Inmitten der instabilen Währungssituation und steigender Inflation veröffentlichte der Internationale Währungsfonds Daten, aus denen hervorgeht, dass Iran unter den Sanktionen nur begrenzt zu leiden habe. Um den Bericht richtig einzuordnen, muss allerdings angemessen berücksichtigt werden, dass er hauptsächlich auf Angaben der iranischen Regierung aufgebaut ist. Reuters berichtet:

„Die Prognosen des IWF, die für das laufende und das kommende Jahr auch einen kleinen Handelsüberschuss beinhalten, legen nahe, dass die Sanktionen zwar die iranischen Ölexporte schädigen, die iranische Wirtschaft aber voraussichtlich nicht zusammenbrechen lassen.“

Flugverkehr: Blanker Himmel über Iran
Wegen erschwerter Finanztransaktionen haben die Fluggesellschaften Air France, British Airways und die malaysische Air Asia ihre Flüge nach Iran gestrichen.
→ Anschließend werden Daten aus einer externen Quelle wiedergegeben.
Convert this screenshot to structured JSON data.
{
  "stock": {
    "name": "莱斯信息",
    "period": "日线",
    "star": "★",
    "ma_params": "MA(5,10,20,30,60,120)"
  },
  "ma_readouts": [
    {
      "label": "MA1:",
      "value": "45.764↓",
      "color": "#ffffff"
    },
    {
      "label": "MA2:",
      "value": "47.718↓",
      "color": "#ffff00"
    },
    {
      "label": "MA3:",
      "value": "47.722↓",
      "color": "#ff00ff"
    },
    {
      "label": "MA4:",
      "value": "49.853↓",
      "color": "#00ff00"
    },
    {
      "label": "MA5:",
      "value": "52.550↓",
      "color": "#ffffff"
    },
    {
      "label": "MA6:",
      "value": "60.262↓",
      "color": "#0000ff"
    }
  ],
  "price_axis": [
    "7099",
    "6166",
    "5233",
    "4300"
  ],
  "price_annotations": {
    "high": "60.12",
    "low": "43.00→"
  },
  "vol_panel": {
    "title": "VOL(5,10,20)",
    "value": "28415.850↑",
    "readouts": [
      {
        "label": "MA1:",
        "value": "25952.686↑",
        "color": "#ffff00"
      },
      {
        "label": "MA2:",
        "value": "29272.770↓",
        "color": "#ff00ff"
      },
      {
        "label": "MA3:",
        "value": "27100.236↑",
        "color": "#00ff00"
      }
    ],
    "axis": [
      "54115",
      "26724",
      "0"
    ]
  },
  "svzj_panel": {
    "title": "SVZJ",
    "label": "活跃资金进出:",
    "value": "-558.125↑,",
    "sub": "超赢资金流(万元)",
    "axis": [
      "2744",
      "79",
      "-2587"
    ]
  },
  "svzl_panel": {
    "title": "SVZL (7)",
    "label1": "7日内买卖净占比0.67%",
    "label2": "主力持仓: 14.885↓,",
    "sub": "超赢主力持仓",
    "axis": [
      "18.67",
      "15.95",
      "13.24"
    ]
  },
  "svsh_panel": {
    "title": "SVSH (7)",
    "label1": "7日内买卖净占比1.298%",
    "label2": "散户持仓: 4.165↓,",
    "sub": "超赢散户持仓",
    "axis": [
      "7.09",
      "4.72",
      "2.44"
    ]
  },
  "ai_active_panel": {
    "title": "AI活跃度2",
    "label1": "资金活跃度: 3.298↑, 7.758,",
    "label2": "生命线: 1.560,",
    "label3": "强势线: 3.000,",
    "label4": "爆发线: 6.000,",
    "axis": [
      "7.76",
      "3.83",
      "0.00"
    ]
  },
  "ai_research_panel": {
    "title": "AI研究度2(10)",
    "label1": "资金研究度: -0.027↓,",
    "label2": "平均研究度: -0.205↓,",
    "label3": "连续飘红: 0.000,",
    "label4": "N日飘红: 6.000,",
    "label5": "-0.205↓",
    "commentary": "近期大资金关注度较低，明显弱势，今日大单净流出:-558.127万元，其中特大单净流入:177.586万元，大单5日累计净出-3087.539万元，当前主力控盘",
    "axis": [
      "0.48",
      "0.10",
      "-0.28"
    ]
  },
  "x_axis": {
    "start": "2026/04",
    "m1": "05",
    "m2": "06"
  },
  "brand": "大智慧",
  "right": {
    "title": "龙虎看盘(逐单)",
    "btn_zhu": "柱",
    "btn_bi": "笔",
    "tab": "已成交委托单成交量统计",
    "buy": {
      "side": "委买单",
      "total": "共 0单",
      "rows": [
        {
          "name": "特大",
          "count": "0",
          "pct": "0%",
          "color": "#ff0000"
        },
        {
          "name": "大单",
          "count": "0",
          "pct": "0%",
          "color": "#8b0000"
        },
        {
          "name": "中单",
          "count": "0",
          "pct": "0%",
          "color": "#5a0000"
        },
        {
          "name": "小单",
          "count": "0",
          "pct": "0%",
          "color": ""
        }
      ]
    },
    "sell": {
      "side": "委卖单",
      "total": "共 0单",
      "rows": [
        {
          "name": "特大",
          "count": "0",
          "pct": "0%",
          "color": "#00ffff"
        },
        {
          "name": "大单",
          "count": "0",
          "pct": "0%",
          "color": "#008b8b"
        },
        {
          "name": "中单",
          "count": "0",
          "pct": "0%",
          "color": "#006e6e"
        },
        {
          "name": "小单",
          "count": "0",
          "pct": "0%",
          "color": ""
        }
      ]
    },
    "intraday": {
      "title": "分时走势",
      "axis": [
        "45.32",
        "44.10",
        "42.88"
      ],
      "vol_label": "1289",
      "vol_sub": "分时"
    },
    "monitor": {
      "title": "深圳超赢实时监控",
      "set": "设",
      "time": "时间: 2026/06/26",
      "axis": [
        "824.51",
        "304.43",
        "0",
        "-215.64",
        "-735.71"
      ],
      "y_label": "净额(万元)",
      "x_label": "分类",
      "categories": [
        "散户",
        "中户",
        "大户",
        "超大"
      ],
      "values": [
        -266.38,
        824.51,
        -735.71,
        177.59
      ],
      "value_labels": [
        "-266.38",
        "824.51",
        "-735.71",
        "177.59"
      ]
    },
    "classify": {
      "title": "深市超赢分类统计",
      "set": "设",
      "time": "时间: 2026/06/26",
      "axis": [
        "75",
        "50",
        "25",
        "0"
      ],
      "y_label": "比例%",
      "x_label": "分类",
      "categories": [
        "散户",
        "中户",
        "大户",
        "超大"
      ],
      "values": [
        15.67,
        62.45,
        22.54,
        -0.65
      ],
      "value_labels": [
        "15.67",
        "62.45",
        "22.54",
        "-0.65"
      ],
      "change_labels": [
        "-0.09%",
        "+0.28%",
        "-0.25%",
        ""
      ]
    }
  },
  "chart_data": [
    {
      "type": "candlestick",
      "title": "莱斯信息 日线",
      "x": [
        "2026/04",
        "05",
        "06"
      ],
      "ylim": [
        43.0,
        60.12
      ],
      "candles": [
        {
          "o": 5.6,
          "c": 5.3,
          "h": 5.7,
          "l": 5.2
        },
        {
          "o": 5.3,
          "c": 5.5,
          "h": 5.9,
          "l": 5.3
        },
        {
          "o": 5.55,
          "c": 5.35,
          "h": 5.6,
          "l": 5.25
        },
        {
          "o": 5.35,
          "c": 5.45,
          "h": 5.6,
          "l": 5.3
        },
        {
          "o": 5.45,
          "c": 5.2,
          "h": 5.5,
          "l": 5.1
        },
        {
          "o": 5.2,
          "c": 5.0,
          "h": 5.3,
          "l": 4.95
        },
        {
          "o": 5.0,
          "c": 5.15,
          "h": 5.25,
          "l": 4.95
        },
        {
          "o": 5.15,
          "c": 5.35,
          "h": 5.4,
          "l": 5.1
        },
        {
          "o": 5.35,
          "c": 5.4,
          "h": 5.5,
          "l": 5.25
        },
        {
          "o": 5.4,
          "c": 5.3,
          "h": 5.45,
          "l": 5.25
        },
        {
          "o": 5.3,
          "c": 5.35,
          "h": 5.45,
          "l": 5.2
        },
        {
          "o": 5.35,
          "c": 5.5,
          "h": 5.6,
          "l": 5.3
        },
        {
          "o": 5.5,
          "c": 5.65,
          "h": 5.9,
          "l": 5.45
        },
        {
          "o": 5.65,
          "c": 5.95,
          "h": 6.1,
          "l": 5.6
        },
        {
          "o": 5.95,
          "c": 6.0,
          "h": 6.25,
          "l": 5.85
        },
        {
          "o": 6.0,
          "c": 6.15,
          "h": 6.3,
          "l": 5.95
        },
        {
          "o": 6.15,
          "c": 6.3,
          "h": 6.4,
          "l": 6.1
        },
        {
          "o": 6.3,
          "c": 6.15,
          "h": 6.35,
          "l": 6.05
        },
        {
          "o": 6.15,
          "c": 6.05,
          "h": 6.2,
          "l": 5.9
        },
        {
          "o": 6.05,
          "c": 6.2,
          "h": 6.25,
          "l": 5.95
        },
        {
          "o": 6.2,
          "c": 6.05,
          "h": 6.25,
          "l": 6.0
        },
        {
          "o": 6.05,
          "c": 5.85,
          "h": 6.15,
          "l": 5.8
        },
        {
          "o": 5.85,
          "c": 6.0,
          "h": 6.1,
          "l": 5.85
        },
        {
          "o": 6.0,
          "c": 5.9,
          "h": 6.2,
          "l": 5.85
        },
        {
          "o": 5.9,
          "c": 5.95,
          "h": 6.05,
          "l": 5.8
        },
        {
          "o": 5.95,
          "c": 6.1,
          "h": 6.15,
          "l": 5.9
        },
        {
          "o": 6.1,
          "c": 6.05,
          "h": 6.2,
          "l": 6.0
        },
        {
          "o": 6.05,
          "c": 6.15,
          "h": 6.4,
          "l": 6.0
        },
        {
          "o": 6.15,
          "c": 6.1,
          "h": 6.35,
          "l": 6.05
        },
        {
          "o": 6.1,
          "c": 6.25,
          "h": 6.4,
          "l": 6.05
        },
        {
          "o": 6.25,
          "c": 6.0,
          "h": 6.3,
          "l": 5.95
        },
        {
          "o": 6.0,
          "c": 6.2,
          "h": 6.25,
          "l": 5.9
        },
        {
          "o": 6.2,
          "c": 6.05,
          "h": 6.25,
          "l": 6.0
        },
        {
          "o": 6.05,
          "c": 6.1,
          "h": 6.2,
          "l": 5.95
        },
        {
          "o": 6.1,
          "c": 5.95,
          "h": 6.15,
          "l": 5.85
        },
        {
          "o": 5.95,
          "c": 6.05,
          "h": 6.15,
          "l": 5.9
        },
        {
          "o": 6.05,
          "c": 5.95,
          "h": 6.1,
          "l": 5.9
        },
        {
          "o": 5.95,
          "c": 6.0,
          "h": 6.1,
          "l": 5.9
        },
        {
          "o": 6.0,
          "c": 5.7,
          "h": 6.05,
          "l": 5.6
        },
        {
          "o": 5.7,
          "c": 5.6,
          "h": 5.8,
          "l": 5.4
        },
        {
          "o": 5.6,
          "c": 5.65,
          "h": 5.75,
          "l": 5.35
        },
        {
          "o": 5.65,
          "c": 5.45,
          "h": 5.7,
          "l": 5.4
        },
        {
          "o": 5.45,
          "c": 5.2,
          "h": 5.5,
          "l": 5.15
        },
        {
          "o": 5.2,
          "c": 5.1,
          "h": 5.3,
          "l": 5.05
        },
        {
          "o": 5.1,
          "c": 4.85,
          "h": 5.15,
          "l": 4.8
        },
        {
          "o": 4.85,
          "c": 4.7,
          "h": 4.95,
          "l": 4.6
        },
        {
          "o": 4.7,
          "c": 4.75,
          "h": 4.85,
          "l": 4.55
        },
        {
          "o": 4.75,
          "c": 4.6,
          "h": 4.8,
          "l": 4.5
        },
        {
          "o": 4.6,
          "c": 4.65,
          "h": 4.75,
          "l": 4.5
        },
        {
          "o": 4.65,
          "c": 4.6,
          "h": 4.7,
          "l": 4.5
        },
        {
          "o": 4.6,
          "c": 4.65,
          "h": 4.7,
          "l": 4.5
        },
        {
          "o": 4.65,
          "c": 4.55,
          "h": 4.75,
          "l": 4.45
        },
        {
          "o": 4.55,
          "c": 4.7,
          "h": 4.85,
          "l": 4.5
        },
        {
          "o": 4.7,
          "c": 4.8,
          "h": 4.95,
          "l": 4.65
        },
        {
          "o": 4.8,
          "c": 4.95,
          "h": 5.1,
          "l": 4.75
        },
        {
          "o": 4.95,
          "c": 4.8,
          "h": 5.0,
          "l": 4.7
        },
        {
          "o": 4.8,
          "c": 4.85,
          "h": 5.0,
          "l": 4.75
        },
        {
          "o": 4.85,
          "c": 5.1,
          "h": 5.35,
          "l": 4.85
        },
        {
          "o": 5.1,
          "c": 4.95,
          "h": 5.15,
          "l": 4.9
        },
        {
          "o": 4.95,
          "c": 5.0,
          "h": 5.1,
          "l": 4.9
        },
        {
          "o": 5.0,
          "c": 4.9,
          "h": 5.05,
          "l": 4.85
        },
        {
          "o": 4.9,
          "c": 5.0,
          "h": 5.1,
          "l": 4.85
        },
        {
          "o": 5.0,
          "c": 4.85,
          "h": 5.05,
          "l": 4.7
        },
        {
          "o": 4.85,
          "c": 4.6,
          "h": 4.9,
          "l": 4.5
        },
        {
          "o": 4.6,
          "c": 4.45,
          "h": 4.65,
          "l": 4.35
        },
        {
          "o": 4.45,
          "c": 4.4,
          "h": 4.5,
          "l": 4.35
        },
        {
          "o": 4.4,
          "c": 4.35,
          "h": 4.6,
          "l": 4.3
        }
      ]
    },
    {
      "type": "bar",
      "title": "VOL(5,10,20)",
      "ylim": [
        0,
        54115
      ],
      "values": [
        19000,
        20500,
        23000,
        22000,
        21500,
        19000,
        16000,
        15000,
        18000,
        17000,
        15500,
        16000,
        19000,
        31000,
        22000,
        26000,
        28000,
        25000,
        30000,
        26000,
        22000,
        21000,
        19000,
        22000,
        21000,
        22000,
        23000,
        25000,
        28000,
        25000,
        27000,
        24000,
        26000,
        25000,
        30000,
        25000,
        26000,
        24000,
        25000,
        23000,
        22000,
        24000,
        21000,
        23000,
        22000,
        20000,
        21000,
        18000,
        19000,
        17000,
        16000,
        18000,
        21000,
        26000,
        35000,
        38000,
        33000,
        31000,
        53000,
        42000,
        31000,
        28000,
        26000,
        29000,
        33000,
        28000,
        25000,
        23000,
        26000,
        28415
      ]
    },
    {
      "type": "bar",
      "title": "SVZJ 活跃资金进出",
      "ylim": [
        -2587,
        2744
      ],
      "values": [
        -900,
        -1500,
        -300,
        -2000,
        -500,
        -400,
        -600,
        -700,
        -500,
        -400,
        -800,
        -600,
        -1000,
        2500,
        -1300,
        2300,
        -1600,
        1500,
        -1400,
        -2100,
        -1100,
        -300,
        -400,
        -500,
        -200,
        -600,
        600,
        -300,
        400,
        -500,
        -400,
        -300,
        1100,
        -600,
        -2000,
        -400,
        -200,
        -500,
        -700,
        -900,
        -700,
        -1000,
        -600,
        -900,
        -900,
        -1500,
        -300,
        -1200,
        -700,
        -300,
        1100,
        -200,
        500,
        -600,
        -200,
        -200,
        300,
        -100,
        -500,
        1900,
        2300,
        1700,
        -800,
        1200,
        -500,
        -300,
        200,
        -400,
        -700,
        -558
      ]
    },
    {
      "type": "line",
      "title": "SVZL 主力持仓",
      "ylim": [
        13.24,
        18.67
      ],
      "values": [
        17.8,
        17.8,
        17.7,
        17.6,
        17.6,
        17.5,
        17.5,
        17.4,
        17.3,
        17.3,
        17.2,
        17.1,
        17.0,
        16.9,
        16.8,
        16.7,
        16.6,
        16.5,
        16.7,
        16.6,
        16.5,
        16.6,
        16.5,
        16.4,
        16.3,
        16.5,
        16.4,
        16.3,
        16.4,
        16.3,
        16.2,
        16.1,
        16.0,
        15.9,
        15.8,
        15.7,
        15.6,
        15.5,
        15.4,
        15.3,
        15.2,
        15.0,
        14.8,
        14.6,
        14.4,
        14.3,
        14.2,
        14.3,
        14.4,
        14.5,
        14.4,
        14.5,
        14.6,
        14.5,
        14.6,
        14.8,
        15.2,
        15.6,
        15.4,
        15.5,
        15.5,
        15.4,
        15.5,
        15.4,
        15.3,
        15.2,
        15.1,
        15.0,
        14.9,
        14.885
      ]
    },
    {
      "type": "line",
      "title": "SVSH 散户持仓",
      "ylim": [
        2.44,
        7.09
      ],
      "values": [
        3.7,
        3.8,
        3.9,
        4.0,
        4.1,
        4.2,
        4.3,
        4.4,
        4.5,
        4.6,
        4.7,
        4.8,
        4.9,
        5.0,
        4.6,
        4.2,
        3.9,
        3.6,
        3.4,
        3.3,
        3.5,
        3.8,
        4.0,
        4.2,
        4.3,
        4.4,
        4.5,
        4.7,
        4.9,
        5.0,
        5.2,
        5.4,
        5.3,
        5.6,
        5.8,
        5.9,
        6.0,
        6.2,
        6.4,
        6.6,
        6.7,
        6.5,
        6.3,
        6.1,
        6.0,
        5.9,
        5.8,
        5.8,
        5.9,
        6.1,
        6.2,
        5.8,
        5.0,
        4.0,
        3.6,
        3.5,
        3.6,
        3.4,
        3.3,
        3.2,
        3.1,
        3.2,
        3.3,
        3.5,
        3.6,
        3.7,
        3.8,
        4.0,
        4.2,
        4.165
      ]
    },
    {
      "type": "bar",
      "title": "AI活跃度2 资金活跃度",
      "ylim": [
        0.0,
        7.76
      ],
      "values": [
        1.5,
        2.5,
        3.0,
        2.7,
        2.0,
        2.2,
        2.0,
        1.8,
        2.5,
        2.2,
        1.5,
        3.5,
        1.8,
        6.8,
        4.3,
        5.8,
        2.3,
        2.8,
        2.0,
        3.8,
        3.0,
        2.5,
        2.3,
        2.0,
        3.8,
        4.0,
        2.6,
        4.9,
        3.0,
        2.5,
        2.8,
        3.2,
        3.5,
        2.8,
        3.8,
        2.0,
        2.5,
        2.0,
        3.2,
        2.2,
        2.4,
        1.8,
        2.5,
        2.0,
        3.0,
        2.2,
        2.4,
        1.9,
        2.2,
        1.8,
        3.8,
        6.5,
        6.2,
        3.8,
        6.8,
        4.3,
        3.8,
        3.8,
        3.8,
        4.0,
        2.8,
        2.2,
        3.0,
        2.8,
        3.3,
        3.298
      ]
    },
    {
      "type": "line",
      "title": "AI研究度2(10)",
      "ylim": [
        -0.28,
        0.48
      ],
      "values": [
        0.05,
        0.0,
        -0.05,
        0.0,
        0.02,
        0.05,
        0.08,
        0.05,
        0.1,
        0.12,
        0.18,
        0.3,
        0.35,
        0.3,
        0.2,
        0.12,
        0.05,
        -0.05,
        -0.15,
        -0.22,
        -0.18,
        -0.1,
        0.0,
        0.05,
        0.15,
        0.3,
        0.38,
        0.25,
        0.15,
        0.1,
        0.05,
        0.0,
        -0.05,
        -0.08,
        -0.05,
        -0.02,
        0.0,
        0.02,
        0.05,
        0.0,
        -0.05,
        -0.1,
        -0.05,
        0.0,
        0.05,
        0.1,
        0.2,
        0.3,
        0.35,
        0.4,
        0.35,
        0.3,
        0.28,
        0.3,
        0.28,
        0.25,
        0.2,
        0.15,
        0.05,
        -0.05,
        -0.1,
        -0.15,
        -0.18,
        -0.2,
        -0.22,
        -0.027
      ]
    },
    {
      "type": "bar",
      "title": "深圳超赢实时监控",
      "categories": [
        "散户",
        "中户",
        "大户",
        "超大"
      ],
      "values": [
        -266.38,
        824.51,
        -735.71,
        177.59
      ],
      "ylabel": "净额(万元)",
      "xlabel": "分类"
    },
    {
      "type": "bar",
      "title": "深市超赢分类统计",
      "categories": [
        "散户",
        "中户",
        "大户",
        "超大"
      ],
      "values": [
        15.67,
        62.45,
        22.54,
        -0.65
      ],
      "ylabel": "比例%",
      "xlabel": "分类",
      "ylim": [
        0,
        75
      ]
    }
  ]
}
Aftab (persisch) berichtet, dass auch Tajikistan Air seine Iran-Flüge vorübergehend eingestellt hat. Inländische Flüge werden [um] 50 Prozent teurer werden.

Sanktionen beuteln die Bevölkerung, verschonen die Eliten
Tejarat (persisch) berichtet, dass mittlerweile 90 Arten von Medikamenten nicht mehr erhältlich sind. Auch der UN-Generalsekretär stellte kürzlich fest, dass die Sanktionen die iranische Bevölkerung viel härter treffen als die politische Elite: „Die Sanktionen haben erhebliche Auswirkungen auf die Bevölkerung. Die Inflation steigt, Lebenshaltungs- und Energiekosten steigen, ebenso die Arbeitslosigkeit. Wichtige Güter wie Medikamente fehlen zunehmend.“

UN-Sonderberichterstatter legt 3. Bericht über die Menschenrechtssituation in Iran vor
United4Iran hat Ahmad Shaheeds [neuesten] Bericht analysiert und stellt heraus, dass die iranische Verfassung gegen den Internationalen Pakt über bürgerliche und politische Rechte verstößt, da sie keine Ausdrucks-, Versammlungs- und Vereinsfreiheit garantiere und „in erster Linie Regierungsinteressen schützt, anstatt die Interessen der Bürger zu schützen.“ Zudem seien die Rechte von Arbeitern empfindlich beschnitten worden; alle Versuche von Arbeiterrechtsaktivisten, sich zu organisieren, seien mit harten Strafen und gewaltsamer Repression beantwortet worden. Derzeit sind alle Arbeitervereinigungen in Iran verboten.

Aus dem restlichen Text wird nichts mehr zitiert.